Set in the near future, The Rationing centers around a White House struggling to quell the crisis - and control the narrative. Working together, just barely, are a savvy but preoccupied president; a Speaker more interested in jockeying for position - and a potential presidential bid - than attending to the minutiae of disease control; a patriotic majority leader unable to differentiate a virus from a bacterium; a strategist with brilliant analytical abilities but abominable people skills; and, improbably, our narrator, a low-level scientist with the National Institutes of Health who happens to be the world’s leading expert in lurking viruses.

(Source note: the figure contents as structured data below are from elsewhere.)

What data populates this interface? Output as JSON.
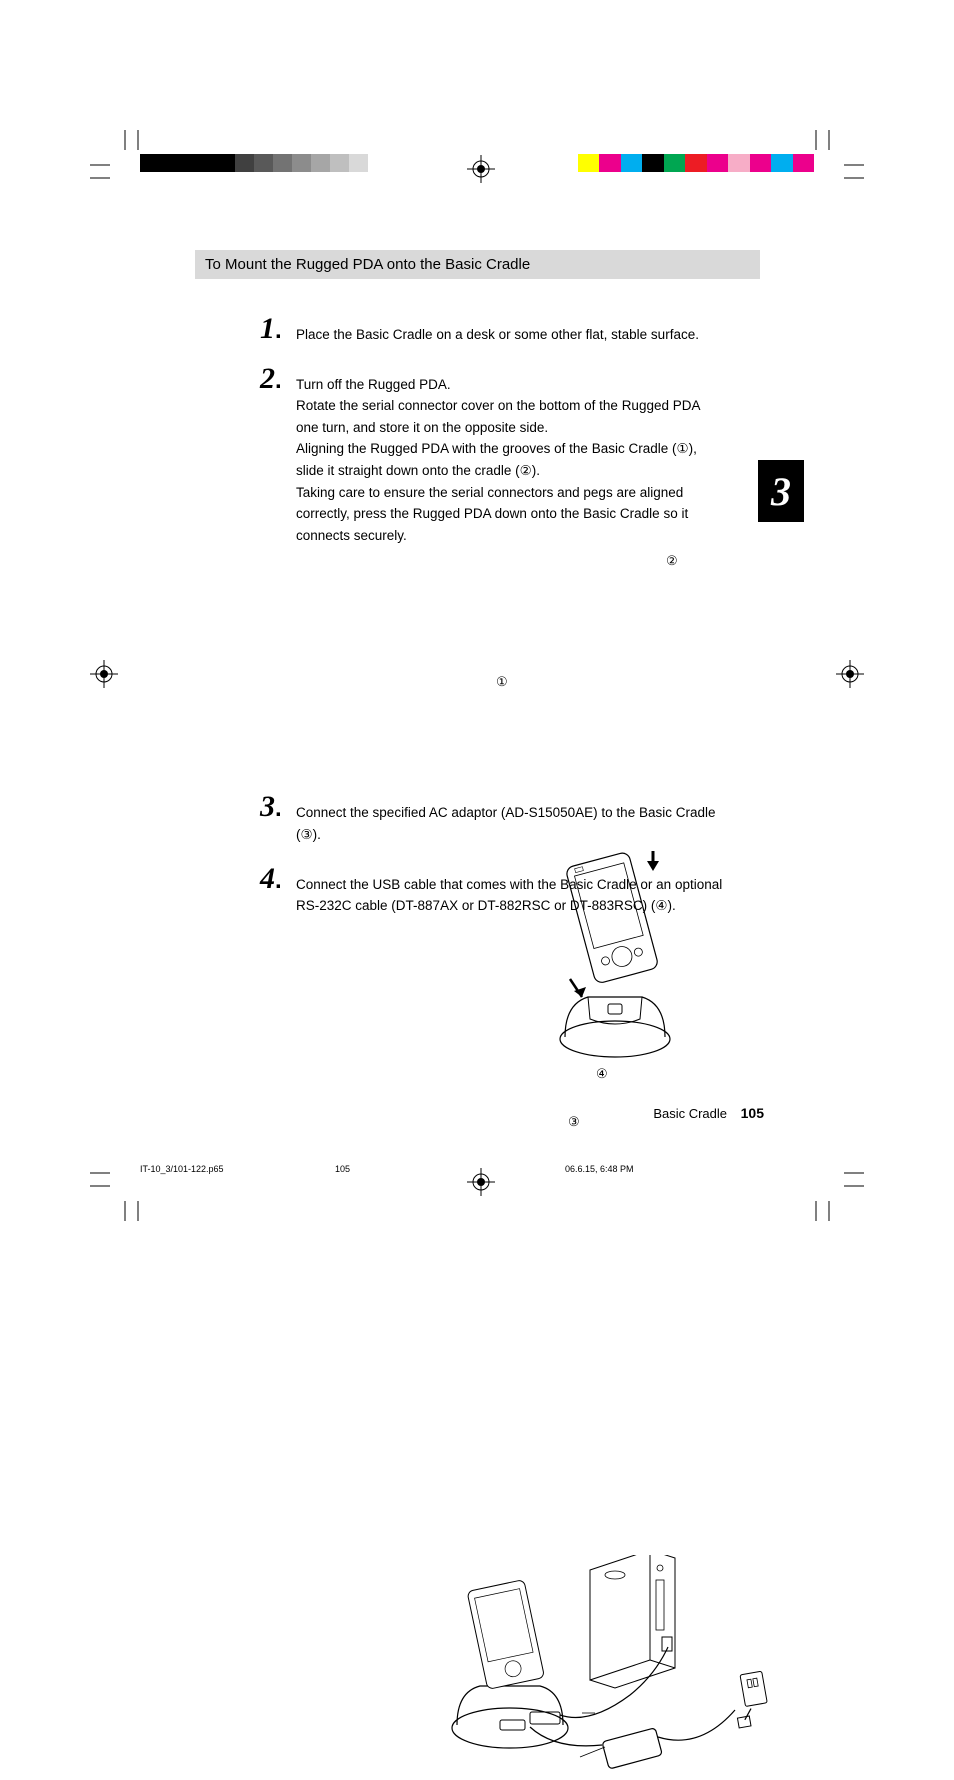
{
  "section_heading": "To Mount the Rugged PDA onto the Basic Cradle",
  "steps": [
    {
      "num": "1",
      "body": "Place the Basic Cradle on a desk or some other flat, stable surface."
    },
    {
      "num": "2",
      "body": "Turn off the Rugged PDA.\nRotate the serial connector cover on the bottom of the Rugged PDA one turn, and store it on the opposite side.\nAligning the Rugged PDA with the grooves of the Basic Cradle (①), slide it straight down onto the cradle (②).\nTaking care to ensure the serial connectors and pegs are aligned correctly, press the Rugged PDA down onto the Basic Cradle so it connects securely."
    },
    {
      "num": "3",
      "body": "Connect the specified AC adaptor (AD-S15050AE) to the Basic Cradle (③)."
    },
    {
      "num": "4",
      "body": "Connect the USB cable that comes with the Basic Cradle or an optional RS-232C cable (DT-887AX or DT-882RSC or DT-883RSC) (④)."
    }
  ],
  "chapter_tab": "3",
  "footer": {
    "section": "Basic Cradle",
    "page": "105"
  },
  "slug": {
    "file": "IT-10_3/101-122.p65",
    "page": "105",
    "date": "06.6.15, 6:48 PM"
  },
  "fig1_callouts": {
    "c1": "①",
    "c2": "②"
  },
  "fig2_callouts": {
    "c3": "③",
    "c4": "④"
  },
  "color_bar_left": [
    "#000000",
    "#000000",
    "#000000",
    "#000000",
    "#000000",
    "#404040",
    "#595959",
    "#737373",
    "#8c8c8c",
    "#a6a6a6",
    "#bfbfbf",
    "#d9d9d9",
    "#ffffff"
  ],
  "color_bar_right": [
    "#ffff00",
    "#ec008c",
    "#00aeef",
    "#000000",
    "#00a651",
    "#ed1c24",
    "#ec008c",
    "#f7adc7",
    "#ec008c",
    "#00aeef",
    "#ec008c"
  ],
  "crop_mark_color": "#000000",
  "reg_mark_color": "#000000"
}
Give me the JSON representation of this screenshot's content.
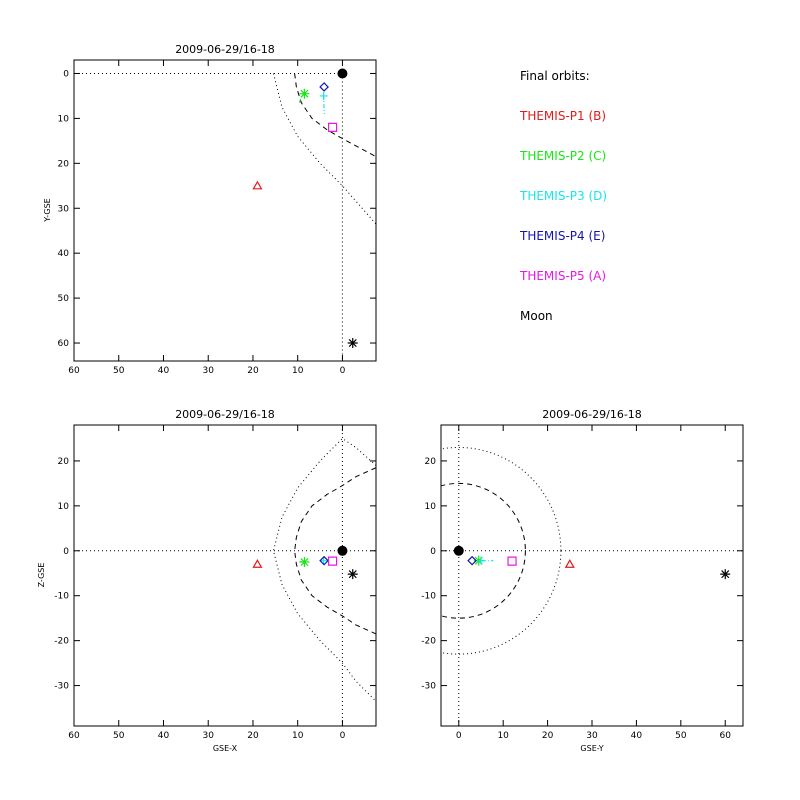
{
  "colors": {
    "THEMIS-P1": "#e11b1b",
    "THEMIS-P2": "#19e619",
    "THEMIS-P3": "#19e6e6",
    "THEMIS-P4": "#1414b4",
    "THEMIS-P5": "#e619e6",
    "Moon": "#000000",
    "Earth": "#000000"
  },
  "legend": {
    "heading": "Final orbits:",
    "items": [
      {
        "label": "THEMIS-P1 (B)",
        "key": "THEMIS-P1"
      },
      {
        "label": "THEMIS-P2 (C)",
        "key": "THEMIS-P2"
      },
      {
        "label": "THEMIS-P3 (D)",
        "key": "THEMIS-P3"
      },
      {
        "label": "THEMIS-P4 (E)",
        "key": "THEMIS-P4"
      },
      {
        "label": "THEMIS-P5 (A)",
        "key": "THEMIS-P5"
      },
      {
        "label": "Moon",
        "key": "Moon"
      }
    ]
  },
  "chart_data": [
    {
      "id": "xy",
      "type": "scatter",
      "title": "2009-06-29/16-18",
      "xlabel": "",
      "ylabel": "Y-GSE",
      "xlim": [
        60,
        -7.5
      ],
      "ylim": [
        64,
        -3
      ],
      "xticks": [
        60,
        50,
        40,
        30,
        20,
        10,
        0
      ],
      "yticks": [
        0,
        10,
        20,
        30,
        40,
        50,
        60
      ],
      "grid": false,
      "points": [
        {
          "name": "THEMIS-P1",
          "x": 19,
          "y": 25,
          "marker": "triangle"
        },
        {
          "name": "THEMIS-P2",
          "x": 8.5,
          "y": 4.5,
          "marker": "asterisk"
        },
        {
          "name": "THEMIS-P3",
          "x": 4.2,
          "y": 5,
          "marker": "plus"
        },
        {
          "name": "THEMIS-P4",
          "x": 4.1,
          "y": 3,
          "marker": "diamond"
        },
        {
          "name": "THEMIS-P5",
          "x": 2.2,
          "y": 12,
          "marker": "square"
        },
        {
          "name": "Moon",
          "x": -2.3,
          "y": 60,
          "marker": "asterisk"
        },
        {
          "name": "Earth",
          "x": 0,
          "y": 0,
          "marker": "disk"
        }
      ],
      "tracks": [
        {
          "name": "THEMIS-P2",
          "style": "dashdot",
          "x": [
            9.6,
            9.3,
            8.9,
            8.6
          ],
          "y": [
            6.5,
            5.6,
            4.8,
            4.2
          ]
        },
        {
          "name": "THEMIS-P3",
          "style": "dashdot",
          "x": [
            4.2,
            4.2,
            4.1,
            4.0
          ],
          "y": [
            4.8,
            6.2,
            7.6,
            9.0
          ]
        }
      ],
      "boundaries": [
        {
          "style": "dotted",
          "x": [
            15.4,
            13.5,
            10,
            5,
            0,
            -7.5
          ],
          "y": [
            0,
            7.5,
            14,
            20,
            25,
            33.5
          ]
        },
        {
          "style": "dashed",
          "x": [
            10.7,
            10.3,
            9.2,
            6.8,
            3.5,
            0,
            -7.5
          ],
          "y": [
            0,
            3,
            6.5,
            10,
            12.5,
            14.5,
            18.5
          ]
        },
        {
          "style": "dotted",
          "x": [
            60,
            0
          ],
          "y": [
            0,
            0
          ]
        },
        {
          "style": "dotted",
          "x": [
            0,
            0
          ],
          "y": [
            0,
            64
          ]
        }
      ]
    },
    {
      "id": "xz",
      "type": "scatter",
      "title": "2009-06-29/16-18",
      "xlabel": "GSE-X",
      "ylabel": "Z-GSE",
      "xlim": [
        60,
        -7.5
      ],
      "ylim": [
        -39,
        28
      ],
      "xticks": [
        60,
        50,
        40,
        30,
        20,
        10,
        0
      ],
      "yticks": [
        20,
        10,
        0,
        -10,
        -20,
        -30
      ],
      "grid": false,
      "points": [
        {
          "name": "THEMIS-P1",
          "x": 19,
          "y": -3,
          "marker": "triangle"
        },
        {
          "name": "THEMIS-P2",
          "x": 8.5,
          "y": -2.5,
          "marker": "asterisk"
        },
        {
          "name": "THEMIS-P3",
          "x": 4.2,
          "y": -2.2,
          "marker": "plus"
        },
        {
          "name": "THEMIS-P4",
          "x": 4.1,
          "y": -2.2,
          "marker": "diamond"
        },
        {
          "name": "THEMIS-P5",
          "x": 2.2,
          "y": -2.3,
          "marker": "square"
        },
        {
          "name": "Moon",
          "x": -2.3,
          "y": -5.2,
          "marker": "asterisk"
        },
        {
          "name": "Earth",
          "x": 0,
          "y": 0,
          "marker": "disk"
        }
      ],
      "tracks": [
        {
          "name": "THEMIS-P2",
          "style": "dashdot",
          "x": [
            9.4,
            8.9,
            8.3
          ],
          "y": [
            -2.4,
            -2.5,
            -2.6
          ]
        }
      ],
      "boundaries": [
        {
          "style": "dotted",
          "x": [
            -7.5,
            -3,
            0,
            5,
            10,
            13.5,
            15.4,
            13.5,
            10,
            5,
            0,
            -3,
            -7.5
          ],
          "y": [
            19,
            23,
            25,
            20,
            14,
            7.5,
            0,
            -7.5,
            -14,
            -20,
            -25,
            -29,
            -33.5
          ]
        },
        {
          "style": "dashed",
          "x": [
            -7.5,
            -3,
            0,
            3.5,
            6.8,
            9.2,
            10.3,
            10.7,
            10.3,
            9.2,
            6.8,
            3.5,
            0,
            -3,
            -7.5
          ],
          "y": [
            18.5,
            16.5,
            14.5,
            12.5,
            10,
            6.5,
            3,
            0,
            -3,
            -6.5,
            -10,
            -12.5,
            -14.5,
            -16.5,
            -18.5
          ]
        },
        {
          "style": "dotted",
          "x": [
            60,
            -7.5
          ],
          "y": [
            0,
            0
          ]
        },
        {
          "style": "dotted",
          "x": [
            0,
            0
          ],
          "y": [
            -39,
            28
          ]
        }
      ]
    },
    {
      "id": "yz",
      "type": "scatter",
      "title": "2009-06-29/16-18",
      "xlabel": "GSE-Y",
      "ylabel": "",
      "xlim": [
        -4,
        64
      ],
      "ylim": [
        -39,
        28
      ],
      "xticks": [
        0,
        10,
        20,
        30,
        40,
        50,
        60
      ],
      "yticks": [
        20,
        10,
        0,
        -10,
        -20,
        -30
      ],
      "grid": false,
      "points": [
        {
          "name": "THEMIS-P1",
          "x": 25,
          "y": -3,
          "marker": "triangle"
        },
        {
          "name": "THEMIS-P2",
          "x": 4.5,
          "y": -2.2,
          "marker": "asterisk"
        },
        {
          "name": "THEMIS-P3",
          "x": 5,
          "y": -2.2,
          "marker": "plus"
        },
        {
          "name": "THEMIS-P4",
          "x": 3,
          "y": -2.2,
          "marker": "diamond"
        },
        {
          "name": "THEMIS-P5",
          "x": 12,
          "y": -2.3,
          "marker": "square"
        },
        {
          "name": "Moon",
          "x": 60,
          "y": -5.2,
          "marker": "asterisk"
        },
        {
          "name": "Earth",
          "x": 0,
          "y": 0,
          "marker": "disk"
        }
      ],
      "tracks": [
        {
          "name": "THEMIS-P3",
          "style": "dashdot",
          "x": [
            5.2,
            6.5,
            7.8
          ],
          "y": [
            -2.2,
            -2.2,
            -2.2
          ]
        }
      ],
      "circles": [
        {
          "style": "dotted",
          "cx": 0,
          "cy": 0,
          "r": 23
        },
        {
          "style": "dashed",
          "cx": 0,
          "cy": 0,
          "r": 15
        }
      ],
      "boundaries": [
        {
          "style": "dotted",
          "x": [
            -4,
            64
          ],
          "y": [
            0,
            0
          ]
        },
        {
          "style": "dotted",
          "x": [
            0,
            0
          ],
          "y": [
            -39,
            28
          ]
        }
      ]
    }
  ]
}
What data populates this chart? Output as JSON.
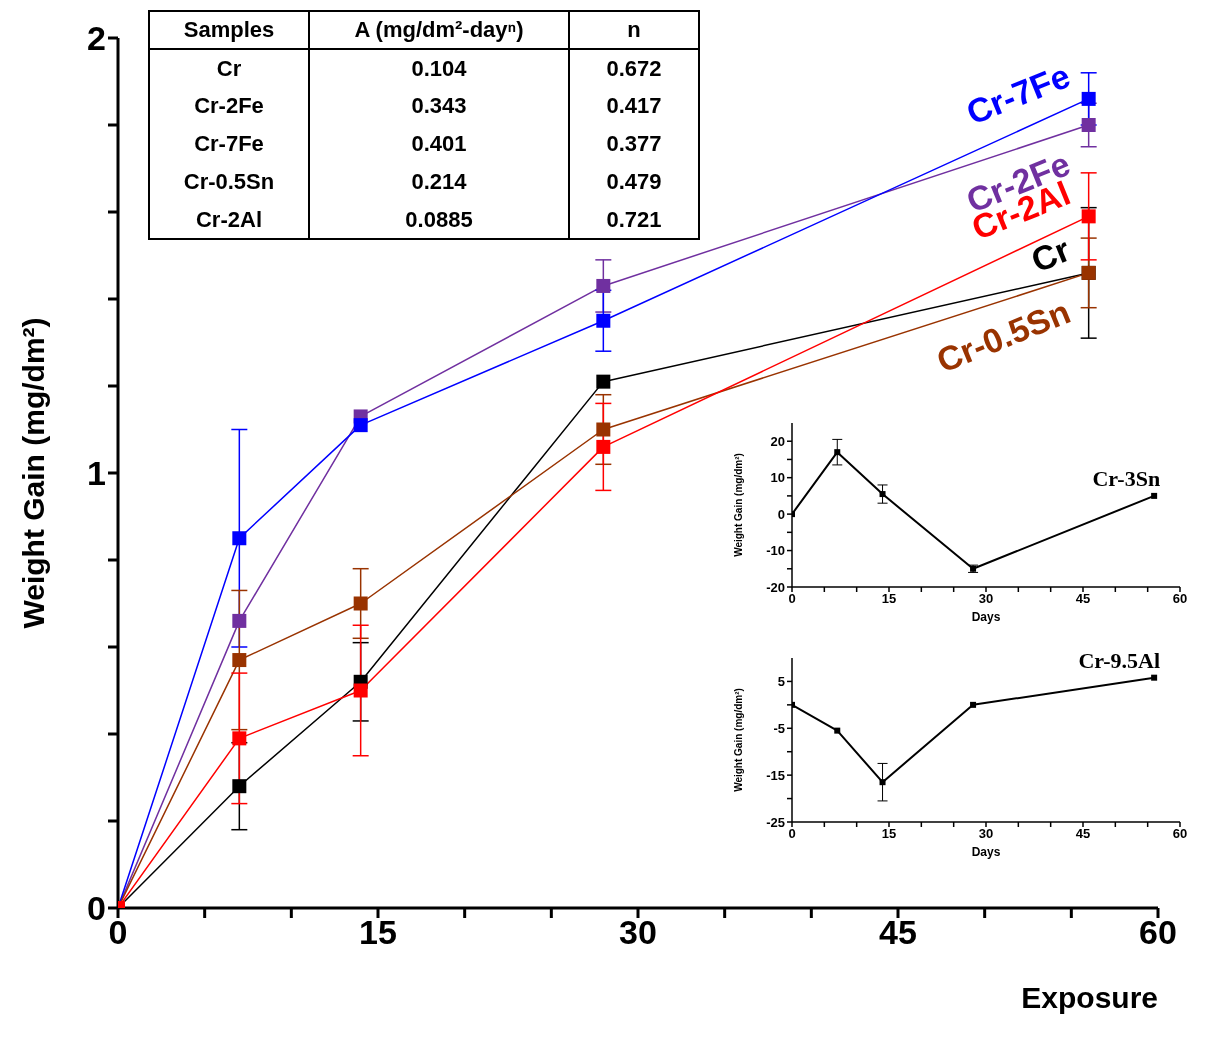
{
  "chart_data": [
    {
      "type": "line",
      "xlabel": "Exposure",
      "ylabel": "Weight Gain (mg/dm²)",
      "xlim": [
        0,
        60
      ],
      "xticks": [
        0,
        {
          "value": 5,
          "label": null
        },
        {
          "value": 10,
          "label": null
        },
        15,
        {
          "value": 20,
          "label": null
        },
        {
          "value": 25,
          "label": null
        },
        30,
        {
          "value": 35,
          "label": null
        },
        {
          "value": 40,
          "label": null
        },
        45,
        {
          "value": 50,
          "label": null
        },
        {
          "value": 55,
          "label": null
        },
        60
      ],
      "ylim": [
        0,
        2
      ],
      "yticks": [
        0,
        {
          "value": 0.2,
          "label": null
        },
        {
          "value": 0.4,
          "label": null
        },
        {
          "value": 0.6,
          "label": null
        },
        {
          "value": 0.8,
          "label": null
        },
        1,
        {
          "value": 1.2,
          "label": null
        },
        {
          "value": 1.4,
          "label": null
        },
        {
          "value": 1.6,
          "label": null
        },
        {
          "value": 1.8,
          "label": null
        },
        2
      ],
      "marker": "square",
      "x": [
        0,
        7,
        14,
        28,
        56
      ],
      "series": [
        {
          "name": "Cr",
          "color": "#000000",
          "values": [
            0,
            0.28,
            0.52,
            1.21,
            1.46
          ],
          "errors": [
            null,
            0.1,
            0.09,
            null,
            0.15
          ]
        },
        {
          "name": "Cr-2Fe",
          "color": "#7030a0",
          "values": [
            0,
            0.66,
            1.13,
            1.43,
            1.8
          ],
          "errors": [
            null,
            null,
            null,
            0.06,
            0.05
          ]
        },
        {
          "name": "Cr-7Fe",
          "color": "#0000ff",
          "values": [
            0,
            0.85,
            1.11,
            1.35,
            1.86
          ],
          "errors": [
            null,
            0.25,
            null,
            0.07,
            0.06
          ]
        },
        {
          "name": "Cr-0.5Sn",
          "color": "#993300",
          "values": [
            0,
            0.57,
            0.7,
            1.1,
            1.46
          ],
          "errors": [
            null,
            0.16,
            0.08,
            0.08,
            0.08
          ]
        },
        {
          "name": "Cr-2Al",
          "color": "#ff0000",
          "values": [
            0,
            0.39,
            0.5,
            1.06,
            1.59
          ],
          "errors": [
            null,
            0.15,
            0.15,
            0.1,
            0.1
          ]
        }
      ],
      "annotations": [
        "Samples",
        "A (mg/dm²-dayⁿ)",
        "n",
        "Cr",
        "0.104",
        "0.672",
        "Cr-2Fe",
        "0.343",
        "0.417",
        "Cr-7Fe",
        "0.401",
        "0.377",
        "Cr-0.5Sn",
        "0.214",
        "0.479",
        "Cr-2Al",
        "0.0885",
        "0.721"
      ]
    },
    {
      "type": "line",
      "xlabel": "Days",
      "ylabel": "Weight Gain (mg/dm²)",
      "xlim": [
        0,
        60
      ],
      "xticks": [
        0,
        {
          "value": 5,
          "label": null
        },
        {
          "value": 10,
          "label": null
        },
        15,
        {
          "value": 20,
          "label": null
        },
        {
          "value": 25,
          "label": null
        },
        30,
        {
          "value": 35,
          "label": null
        },
        {
          "value": 40,
          "label": null
        },
        45,
        {
          "value": 50,
          "label": null
        },
        {
          "value": 55,
          "label": null
        },
        60
      ],
      "ylim": [
        -20,
        25
      ],
      "yticks": [
        -20,
        {
          "value": -15,
          "label": null
        },
        -10,
        {
          "value": -5,
          "label": null
        },
        0,
        {
          "value": 5,
          "label": null
        },
        10,
        {
          "value": 15,
          "label": null
        },
        20
      ],
      "marker": "square",
      "x": [
        0,
        7,
        14,
        28,
        56
      ],
      "series": [
        {
          "name": "Cr-3Sn",
          "color": "#000000",
          "values": [
            0,
            17,
            5.5,
            -15,
            5
          ],
          "errors": [
            null,
            3.5,
            2.5,
            1,
            null
          ]
        }
      ]
    },
    {
      "type": "line",
      "xlabel": "Days",
      "ylabel": "Weight Gain (mg/dm²)",
      "xlim": [
        0,
        60
      ],
      "xticks": [
        0,
        {
          "value": 5,
          "label": null
        },
        {
          "value": 10,
          "label": null
        },
        15,
        {
          "value": 20,
          "label": null
        },
        {
          "value": 25,
          "label": null
        },
        30,
        {
          "value": 35,
          "label": null
        },
        {
          "value": 40,
          "label": null
        },
        45,
        {
          "value": 50,
          "label": null
        },
        {
          "value": 55,
          "label": null
        },
        60
      ],
      "ylim": [
        -25,
        10
      ],
      "yticks": [
        -25,
        {
          "value": -20,
          "label": null
        },
        -15,
        {
          "value": -10,
          "label": null
        },
        -5,
        {
          "value": 0,
          "label": null
        },
        5
      ],
      "marker": "square",
      "x": [
        0,
        7,
        14,
        28,
        56
      ],
      "series": [
        {
          "name": "Cr-9.5Al",
          "color": "#000000",
          "values": [
            0,
            -5.5,
            -16.5,
            0,
            5.8
          ],
          "errors": [
            null,
            null,
            4,
            null,
            null
          ]
        }
      ]
    }
  ]
}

Little goes according to plan during the three weeks necessary to replenish the stocks of Dormigen. Some Americans will get the life-saving drug and others will not, and nations with their own supply soon offer aid - but for a price. China senses blood and a geopolitical victory, presenting a laundry list of demands that ranges from complete domination of the South China Sea to additional parking spaces at the UN, while India claims it can save the day for the US.